Dortmund. Oberbürgermeister Ullrich Sierau stellt sich gegen seine Fraktion im Rat und fordert die Genossen aus der SPD-Fraktion im Dortmunder Rat auf, für Klarheit in Punkto der Kostenerstattung für die Kläger gegen die Wiederholungswahl zu sorgen.

Die Bezirksregierung in Arnsberg hatte zuvor bekräftigt, dass sie die Verwendbarkeit von Fraktionszuwendungen für den Ausgleich von Prozesskosten nicht für rechtens halte. Der OB bittet nun die SPD-Fraktion um einen Verwendungsnachweis für die in den Jahren 2009, 2010 und 2011 von der Stadt erhaltenen Zuwendungen.

Anwaltskosten für Klage gegen Wahlwiederholung

Konkret will Sierau wissen, ob einzelnen Ratsmitgliedern Rechtsanwalts- und Gerichtskosten im Rahmen des Klageverfahrens im Zusammenhang mit dem Ratsbeschluss zur Wahlwiederholung erstattet wurden.

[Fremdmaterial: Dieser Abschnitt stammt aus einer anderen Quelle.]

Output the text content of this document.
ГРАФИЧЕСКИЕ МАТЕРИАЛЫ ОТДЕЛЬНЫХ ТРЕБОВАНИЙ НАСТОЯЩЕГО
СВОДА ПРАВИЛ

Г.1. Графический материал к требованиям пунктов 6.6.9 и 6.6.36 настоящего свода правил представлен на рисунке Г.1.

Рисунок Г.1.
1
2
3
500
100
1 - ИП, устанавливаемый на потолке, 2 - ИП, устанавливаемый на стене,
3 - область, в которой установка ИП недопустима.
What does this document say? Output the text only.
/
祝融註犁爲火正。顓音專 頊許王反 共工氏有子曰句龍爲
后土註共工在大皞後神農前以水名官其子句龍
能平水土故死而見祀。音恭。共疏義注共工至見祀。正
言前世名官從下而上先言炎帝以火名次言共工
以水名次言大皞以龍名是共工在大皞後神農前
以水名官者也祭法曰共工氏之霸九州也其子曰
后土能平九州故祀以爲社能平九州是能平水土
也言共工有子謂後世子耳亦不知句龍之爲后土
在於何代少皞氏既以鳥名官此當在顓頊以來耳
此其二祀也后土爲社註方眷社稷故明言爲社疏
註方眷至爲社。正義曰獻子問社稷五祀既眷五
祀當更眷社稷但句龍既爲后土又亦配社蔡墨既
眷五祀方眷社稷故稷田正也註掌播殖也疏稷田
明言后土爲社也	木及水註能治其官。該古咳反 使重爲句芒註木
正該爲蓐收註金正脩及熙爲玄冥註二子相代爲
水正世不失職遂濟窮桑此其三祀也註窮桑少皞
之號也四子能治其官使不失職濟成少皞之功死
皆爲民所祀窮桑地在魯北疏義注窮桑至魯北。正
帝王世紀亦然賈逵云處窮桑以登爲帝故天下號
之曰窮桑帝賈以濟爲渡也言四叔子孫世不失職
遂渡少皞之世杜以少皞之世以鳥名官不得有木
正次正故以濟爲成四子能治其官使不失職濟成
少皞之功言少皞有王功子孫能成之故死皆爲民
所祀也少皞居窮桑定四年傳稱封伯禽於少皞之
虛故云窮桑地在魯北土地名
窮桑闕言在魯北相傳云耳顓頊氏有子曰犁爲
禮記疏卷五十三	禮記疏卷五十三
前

Sollte dies der Fall sein, geht der Oberbürgermeister von einer zügigen Erstattung der entsprechenden Gelder an die Stadt Dortmund aus. Er fordert die SPD-Fraktion auf, die Erstattung ggf. unter Vorbehalt vorzunehmen, sofern sie eine andere Rechtsauffassung vertreten sollte als die Bezirksregierung in ihrem Erlass.

CDU greift Prüsse an

Die CDU Dortmund knöpft sich unterdessen SPD-Fraktionschef Ernst Prüsse vor, der den Stein überhaupt erst ins Rollen gebracht hatte. „Es fehlen einem die Worte, um das dreiste Vorgehen des Herrn Prüsse zu beschreiben“, so der CDU-Kreisvorsitzende Steffen Kanitz. Bereits im Dezember habe die Bezirksregierung ihre Ansicht klar gemacht, dass Gelder aus öffentlichen Mitteln nicht zur Begleichung von Prozesskosten einzelner Fraktionsmitglieder verwendet werden dürften. „Jeder normale Bürger trägt das Prozessrisiko seiner Klage. Warum sollten für Ratsmitglieder Sonderechte gelten?", fragt Kanitz in einer Erklärung der CDU.